Une journée au Festival de l'Arpenteur

Une journée au Festival de l'Arpenteur à écouter la forêt, les sons de la prison, des artistes et le jazz des oiseaux.

Cet été j'ai eu le plaisir de me rendre dans plusieurs festivals de la région. A commencer par le festival de l'Arpenteur, dans le Massif de Belledonne. Au bout d'un chemin, après les résidences qui l'hiver accueillent les skieurs randonneurs (si ce loisir est encore praticable), le Bivouac d'où part mon premier parcours (en réalité j'ai loupé trop optimiste celui de 10h avec l'historien Raphaël Lachello sur les évolutions milénaires et actuelles de la forêt).

Un premier Parcours Audio Sensible, conçu par Gilles Malatray - Desartsonnants (artiste que j'ai connu ici, sur LinkedIn) qui guide notre petit groupe de public-randonneurs sur un sentier forestier à pas très très très lent. Sans commentaire, en essayant de s'extraire des bruits du groupe, notre attention se porte sur les sons du vent, des arbres, le ruisseau au loin, un avion parfois, peu d'oiseaux. Gilles nous prête quelques instruments de sa conception pour écouter les frottements sur la mousse, l'eau qui s'écoule. Entendons-nous vraiment la sève des arbres ? Et les mains également, un moyen simple et formidable pour modifier les sons que captent nos oreilles. Ces instruments et la lenteur de nos mouvements mettent nos corps en (dis)position active pour percevoir notre environnement.
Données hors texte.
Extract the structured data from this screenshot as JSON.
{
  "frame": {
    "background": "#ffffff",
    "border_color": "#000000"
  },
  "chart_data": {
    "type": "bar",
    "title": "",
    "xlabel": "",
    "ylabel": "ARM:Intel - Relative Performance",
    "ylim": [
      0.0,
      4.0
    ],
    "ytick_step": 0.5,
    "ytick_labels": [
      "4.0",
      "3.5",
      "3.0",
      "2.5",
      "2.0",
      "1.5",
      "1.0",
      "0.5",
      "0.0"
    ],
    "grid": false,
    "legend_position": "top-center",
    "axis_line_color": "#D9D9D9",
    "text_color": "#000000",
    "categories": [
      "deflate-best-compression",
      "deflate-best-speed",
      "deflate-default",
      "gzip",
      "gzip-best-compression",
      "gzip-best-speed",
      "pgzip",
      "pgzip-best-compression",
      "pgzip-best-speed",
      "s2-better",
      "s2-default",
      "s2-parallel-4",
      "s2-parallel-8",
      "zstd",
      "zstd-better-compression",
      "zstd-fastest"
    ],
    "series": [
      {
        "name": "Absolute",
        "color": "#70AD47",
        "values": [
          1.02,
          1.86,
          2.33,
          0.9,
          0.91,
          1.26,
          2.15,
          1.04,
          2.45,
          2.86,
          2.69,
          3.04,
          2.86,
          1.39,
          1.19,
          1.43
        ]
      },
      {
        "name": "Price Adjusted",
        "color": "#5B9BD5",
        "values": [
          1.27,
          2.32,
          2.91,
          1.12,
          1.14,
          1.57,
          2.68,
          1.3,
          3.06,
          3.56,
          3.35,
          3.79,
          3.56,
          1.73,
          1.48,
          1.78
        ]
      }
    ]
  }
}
Un peu plus loin, après le ruisseau, nous percevons des sons bien différents qui se chevauchent : des voix, des bruits métalliques, des claquements, des pas, une musique accélérée. De jeunes détenus sont avec nous, ils ont participé à un atelier mené par Gilles et pour cette journée exceptionnelle "hors les murs" nous font écouter le résultat de leur travail. Le dehors si paisible reçoit les sons de l'intérieur d'une maison d'arrêt. La composition est une boucle sonore, diffusée simultanément et en décalages à différents points de la clairière où nous sommes arrivés. La personnalité et l'enthousiasme de ces jeunes détenus, la confrontation des environnements sonores, suscitent beaucoup d'intérêt et conduisent à un échange très vivant, là en forêt, sur leur situation, leur vie quotidienne, les sons que nous entendons, comment ils ont travaillé avec Gilles… C'était très inattendu, un peu comme si ce parcours (très court!) nous avait conduit à écouter non seulement la forêt où nous étions mais également cet environnement particulier et si étrange d'une maison d'arrêt.